My regular walks have been a chance to get to know the locals better. Just as I have routines, patterns, repetitions, so do they. We share the need for shelter, food and safety. They like their distance and are careful that I don’t come too close.

The kestrel is outlined against the winter sky, topmost on the little hawthorn that juts out from a stony bank. Wheeling away, he flies across the field to another favourite perch, a long-dead tree still standing angular and pale against the hillside.

Between these two trees and a gnarled alder, this neat little falcon has three vantage points for hunting the rough pasture that is the haugh.
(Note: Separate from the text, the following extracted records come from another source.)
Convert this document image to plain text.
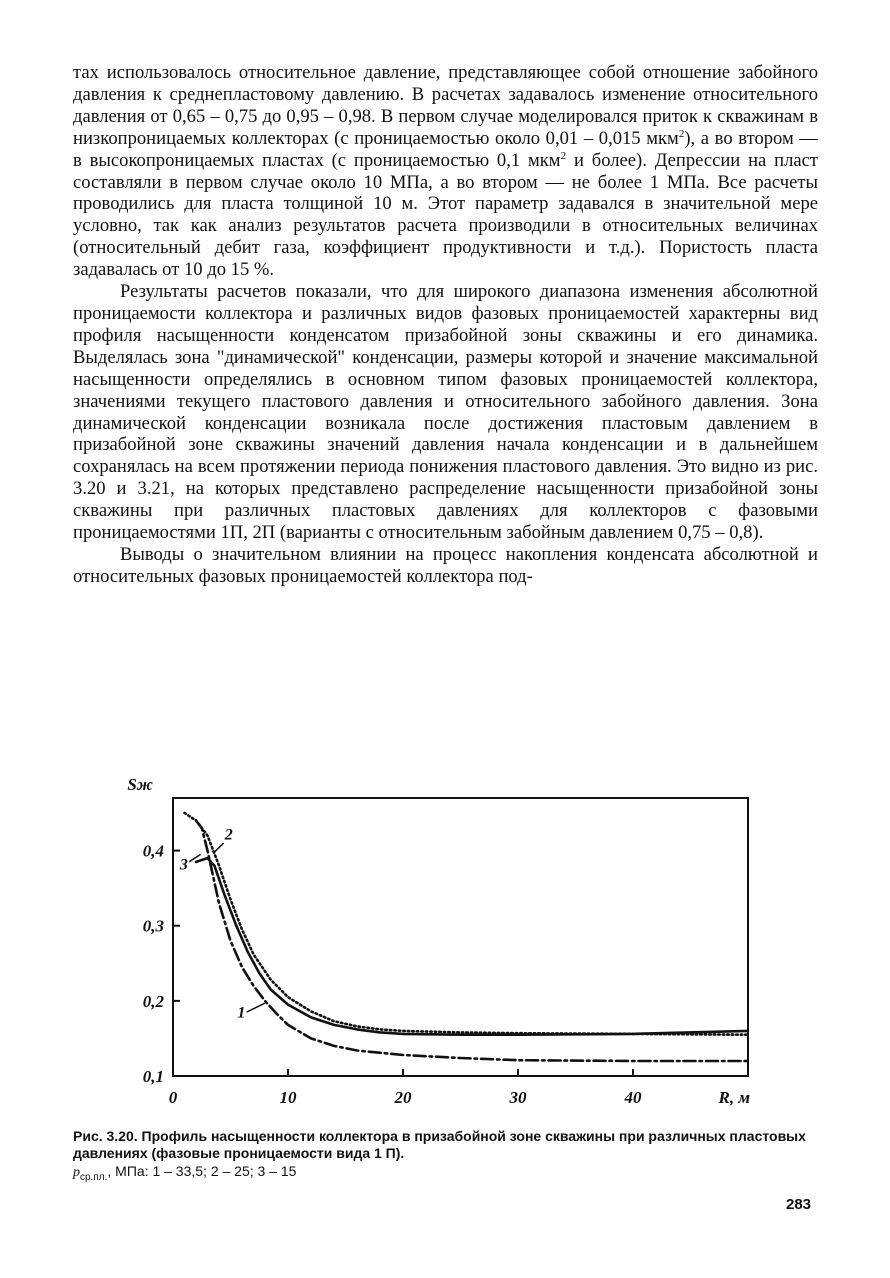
тах использовалось относительное давление, представляющее собой отношение забойного давления к среднепластовому давлению. В расчетах задавалось изменение относительного давления от 0,65 – 0,75 до 0,95 – 0,98. В первом случае моделировался приток к скважинам в низкопроницаемых коллекторах (с проницаемостью около 0,01 – 0,015 мкм$^2$), а во втором — в высокопроницаемых пластах (с проницаемостью 0,1 мкм$^2$ и более). Депрессии на пласт составляли в первом случае около 10 МПа, а во втором — не более 1 МПа. Все расчеты проводились для пласта толщиной 10 м. Этот параметр задавался в значительной мере условно, так как анализ результатов расчета производили в относительных величинах (относительный дебит газа, коэффициент продуктивности и т.д.). Пористость пласта задавалась от 10 до 15 %.

Результаты расчетов показали, что для широкого диапазона изменения абсолютной проницаемости коллектора и различных видов фазовых проницаемостей характерны вид профиля насыщенности конденсатом призабойной зоны скважины и его динамика. Выделялась зона "динамической" конденсации, размеры которой и значение максимальной насыщенности определялись в основном типом фазовых проницаемостей коллектора, значениями текущего пластового давления и относительного забойного давления. Зона динамической конденсации возникала после достижения пластовым давлением в призабойной зоне скважины значений давления начала конденсации и в дальнейшем сохранялась на всем протяжении периода понижения пластового давления. Это видно из рис. 3.20 и 3.21, на которых представлено распределение насыщенности призабойной зоны скважины при различных пластовых давлениях для коллекторов с фазовыми проницаемостями 1П, 2П (варианты с относительным забойным давлением 0,75 – 0,8).

Выводы о значительном влиянии на процесс накопления конденсата абсолютной и относительных фазовых проницаемостей коллектора под-

0	10	20	30	40
0,1
0,2
0,3
0,4
Sж
R, м
1
2
3
Рис. 3.20. Профиль насыщенности коллектора в призабойной зоне скважины при различных пластовых давлениях (фазовые проницаемости вида 1 П).
$p_{ср.пл.}$, МПа: 1 – 33,5; 2 – 25; 3 – 15
283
Sometimes I see him on quivering wings, Gerard Manley Hopkins’ windhover riding the “steady air”. Able to detect ultraviolet light, a kestrel can track the movement of mice and voles through long grass by their constantly dribbled fluorescent trails of urine.

With daily familiarity I know where to spot the heron too: half-hidden by marsh thistles in the trackside bog, near the spring-fed water trough, by the wood edge where the deer are seen.

It rises up with a petulant screech and I smile inwardly, as if for a moment I lift off on those wide wings. From the willow-ringed pond a white-rumped moorhen scurries for cover among the reeds, leaving a wake of urgent ripples.

The fast-flowing bend in the river is where I usually see a dipper. Standing on a rounded boulder it turns through 360 degrees, bobbing all the time while scouting the river for invertebrates.

On seeing me it squirts out a white blob before flying off with just audible wingbeats; strategic stones are obvious from its droppings.

Looking down, there are tiny landmarks on my well-trod path. A shard of pottery, white with a blue rim, a pigeon’s feather grey with its broad black bar, a fluff of rabbit fur. It surprises me how these have been in the same spots for many weeks.

Looking up, I’m pulled from my thoughts by a racket of bird calls as a birling mass of crows and jackdaws bursts from the crown of the oak tree into the December sleet.